‘Readability metrics are not worth the paper they’re not written on.’
This was a quote from Professor Geoffrey Pullum at the Society for Editors and Proofreaders (SfEP) annual conference in September 2017, and it’s the only thing Geoff Pullum has ever said that I disagree with.
In November 2016 I wrote a blog explaining the main readability metrics, Flesch Reading Ease, Flesch-Kincaid and the like, and making a case that there is value in these metrics for writers and editors. They’re not sufficient, they’re not even necessary, but they are useful – in context, and if their limitations are understood and accepted.
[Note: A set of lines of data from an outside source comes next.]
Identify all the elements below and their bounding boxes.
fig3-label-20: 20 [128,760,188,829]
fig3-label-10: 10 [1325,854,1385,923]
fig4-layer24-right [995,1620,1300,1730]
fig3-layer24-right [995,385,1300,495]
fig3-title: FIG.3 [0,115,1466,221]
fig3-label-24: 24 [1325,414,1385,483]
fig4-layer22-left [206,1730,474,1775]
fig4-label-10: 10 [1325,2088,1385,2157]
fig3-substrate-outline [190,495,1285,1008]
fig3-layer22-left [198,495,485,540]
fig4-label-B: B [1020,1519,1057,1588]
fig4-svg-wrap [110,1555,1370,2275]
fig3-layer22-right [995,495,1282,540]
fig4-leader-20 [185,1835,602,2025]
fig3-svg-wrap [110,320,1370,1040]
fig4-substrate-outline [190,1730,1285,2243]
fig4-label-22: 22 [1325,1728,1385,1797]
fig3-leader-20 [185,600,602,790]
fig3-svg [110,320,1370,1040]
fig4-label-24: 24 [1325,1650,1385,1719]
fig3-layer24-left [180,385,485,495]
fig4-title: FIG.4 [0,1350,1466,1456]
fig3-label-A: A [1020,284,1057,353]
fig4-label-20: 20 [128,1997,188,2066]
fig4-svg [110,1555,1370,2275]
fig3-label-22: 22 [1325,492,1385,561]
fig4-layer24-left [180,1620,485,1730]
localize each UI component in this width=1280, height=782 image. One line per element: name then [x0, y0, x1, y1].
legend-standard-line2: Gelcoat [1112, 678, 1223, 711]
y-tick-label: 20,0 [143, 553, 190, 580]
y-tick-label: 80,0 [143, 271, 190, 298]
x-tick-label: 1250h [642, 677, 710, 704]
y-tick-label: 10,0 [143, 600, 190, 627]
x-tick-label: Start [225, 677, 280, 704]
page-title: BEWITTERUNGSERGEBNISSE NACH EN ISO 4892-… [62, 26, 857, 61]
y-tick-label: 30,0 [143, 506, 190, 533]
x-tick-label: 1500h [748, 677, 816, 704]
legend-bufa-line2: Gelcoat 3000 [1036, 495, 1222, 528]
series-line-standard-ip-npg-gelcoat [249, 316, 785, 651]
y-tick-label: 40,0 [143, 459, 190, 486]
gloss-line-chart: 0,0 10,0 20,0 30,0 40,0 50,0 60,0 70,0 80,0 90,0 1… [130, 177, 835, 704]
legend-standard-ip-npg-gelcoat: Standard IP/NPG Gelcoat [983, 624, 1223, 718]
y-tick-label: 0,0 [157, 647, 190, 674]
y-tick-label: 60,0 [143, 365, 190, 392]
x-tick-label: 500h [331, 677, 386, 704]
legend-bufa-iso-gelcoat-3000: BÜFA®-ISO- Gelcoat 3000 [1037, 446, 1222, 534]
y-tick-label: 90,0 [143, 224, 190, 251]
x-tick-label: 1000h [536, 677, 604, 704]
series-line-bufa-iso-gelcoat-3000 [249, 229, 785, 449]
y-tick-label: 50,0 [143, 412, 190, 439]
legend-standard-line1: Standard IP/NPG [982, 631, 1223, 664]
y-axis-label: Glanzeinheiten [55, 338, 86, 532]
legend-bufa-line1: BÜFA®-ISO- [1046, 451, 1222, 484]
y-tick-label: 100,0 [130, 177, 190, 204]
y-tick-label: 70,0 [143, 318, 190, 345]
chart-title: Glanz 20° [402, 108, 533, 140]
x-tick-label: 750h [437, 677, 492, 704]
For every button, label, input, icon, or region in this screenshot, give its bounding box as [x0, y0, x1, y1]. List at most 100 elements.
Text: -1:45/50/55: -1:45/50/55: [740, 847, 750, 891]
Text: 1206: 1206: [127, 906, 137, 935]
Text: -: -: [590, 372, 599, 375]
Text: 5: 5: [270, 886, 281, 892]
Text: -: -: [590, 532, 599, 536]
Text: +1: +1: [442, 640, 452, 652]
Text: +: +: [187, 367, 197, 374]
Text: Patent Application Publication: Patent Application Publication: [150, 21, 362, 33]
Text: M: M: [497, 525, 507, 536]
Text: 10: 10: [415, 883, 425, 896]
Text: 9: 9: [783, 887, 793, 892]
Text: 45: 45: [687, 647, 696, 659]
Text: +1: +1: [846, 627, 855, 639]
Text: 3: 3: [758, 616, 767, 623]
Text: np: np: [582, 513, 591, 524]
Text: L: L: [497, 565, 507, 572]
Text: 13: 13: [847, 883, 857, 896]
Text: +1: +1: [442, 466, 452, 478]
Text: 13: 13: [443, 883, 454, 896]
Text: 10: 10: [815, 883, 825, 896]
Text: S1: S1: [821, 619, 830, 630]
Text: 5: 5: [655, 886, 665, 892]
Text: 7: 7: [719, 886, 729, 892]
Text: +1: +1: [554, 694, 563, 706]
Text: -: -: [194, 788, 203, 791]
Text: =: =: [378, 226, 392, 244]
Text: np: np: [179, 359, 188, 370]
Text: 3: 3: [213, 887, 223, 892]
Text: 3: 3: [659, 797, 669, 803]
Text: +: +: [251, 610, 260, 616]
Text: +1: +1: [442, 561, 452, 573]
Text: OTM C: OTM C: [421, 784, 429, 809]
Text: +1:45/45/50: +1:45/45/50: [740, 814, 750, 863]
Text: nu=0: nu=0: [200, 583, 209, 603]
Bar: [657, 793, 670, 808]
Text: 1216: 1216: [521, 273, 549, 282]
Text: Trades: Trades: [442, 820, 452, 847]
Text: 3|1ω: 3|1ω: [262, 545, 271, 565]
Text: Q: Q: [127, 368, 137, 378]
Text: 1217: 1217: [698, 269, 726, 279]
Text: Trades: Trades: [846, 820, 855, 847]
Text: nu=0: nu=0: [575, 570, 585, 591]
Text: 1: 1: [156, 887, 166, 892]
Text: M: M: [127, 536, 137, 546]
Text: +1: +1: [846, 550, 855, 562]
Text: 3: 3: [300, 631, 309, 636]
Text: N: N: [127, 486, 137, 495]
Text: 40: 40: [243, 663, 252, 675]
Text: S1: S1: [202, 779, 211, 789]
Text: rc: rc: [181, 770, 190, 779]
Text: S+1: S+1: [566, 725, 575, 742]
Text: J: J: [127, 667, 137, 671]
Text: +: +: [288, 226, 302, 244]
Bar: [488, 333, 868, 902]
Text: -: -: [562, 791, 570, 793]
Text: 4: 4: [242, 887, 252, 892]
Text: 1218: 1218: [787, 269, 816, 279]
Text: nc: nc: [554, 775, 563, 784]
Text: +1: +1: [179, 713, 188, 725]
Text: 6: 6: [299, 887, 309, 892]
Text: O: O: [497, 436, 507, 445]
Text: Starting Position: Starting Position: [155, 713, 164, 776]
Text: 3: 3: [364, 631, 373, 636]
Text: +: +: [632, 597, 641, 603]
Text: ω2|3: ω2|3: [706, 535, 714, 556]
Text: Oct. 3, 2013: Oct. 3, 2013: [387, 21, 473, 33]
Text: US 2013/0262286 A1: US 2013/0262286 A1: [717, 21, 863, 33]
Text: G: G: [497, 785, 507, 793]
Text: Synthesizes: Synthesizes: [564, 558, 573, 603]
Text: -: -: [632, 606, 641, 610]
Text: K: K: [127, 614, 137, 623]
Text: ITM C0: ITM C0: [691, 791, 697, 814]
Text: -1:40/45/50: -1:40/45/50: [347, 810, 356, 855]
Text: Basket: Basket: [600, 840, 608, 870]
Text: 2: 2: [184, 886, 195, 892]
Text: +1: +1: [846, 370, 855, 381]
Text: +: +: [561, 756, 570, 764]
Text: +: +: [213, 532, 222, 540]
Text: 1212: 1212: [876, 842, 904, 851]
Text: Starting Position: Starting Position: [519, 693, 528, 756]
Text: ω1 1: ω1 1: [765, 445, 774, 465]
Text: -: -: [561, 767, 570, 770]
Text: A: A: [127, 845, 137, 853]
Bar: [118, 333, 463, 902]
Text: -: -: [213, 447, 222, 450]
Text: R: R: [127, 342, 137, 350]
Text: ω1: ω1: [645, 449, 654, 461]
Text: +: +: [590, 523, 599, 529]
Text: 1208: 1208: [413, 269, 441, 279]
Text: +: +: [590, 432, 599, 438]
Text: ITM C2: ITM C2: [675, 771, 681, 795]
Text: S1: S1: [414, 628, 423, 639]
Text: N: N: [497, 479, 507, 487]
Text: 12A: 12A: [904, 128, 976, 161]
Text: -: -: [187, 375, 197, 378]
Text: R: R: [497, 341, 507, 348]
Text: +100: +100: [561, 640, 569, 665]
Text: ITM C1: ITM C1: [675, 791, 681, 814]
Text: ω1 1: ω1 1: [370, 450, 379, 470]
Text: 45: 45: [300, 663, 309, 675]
I put forward this opinion in a 5-minute lightning talk at the same SfEP conference where Geoff had earlier expressed his less complimentary view.
The rest of this blog outlines some of the thoughts behind my SfEP talk, and goes on to propose a new simplified metric (‘the Pix’) to use alongside Flesch-Kincaid. Pix is derived from three measures which are routinely used by Yoast SEO but are not in the Flesch family of metrics.
Flesch it out
First a quick reminder about the Flesch measures.
Flesch Reading Ease (FRE) is an index of English readability derived from two inputs and scaled into an index (typical range 30-100). The index scores are accompanied by descriptive levels of readability. 30 is deemed very hard to read (postgraduate level). 100 is deemed easy to read by a 10 year old child. 60 equates approximately to plain English.
The two inputs are:
which are converted into an index using the following formula:
206.835 – 1.015 * (Words/Sentences) – 84.6 * (Syllables/Words).
Flesch-Kincaid (F-K) uses the same two inputs, but scaled in a different way to equate directly to a reading age, without the need for a translating description.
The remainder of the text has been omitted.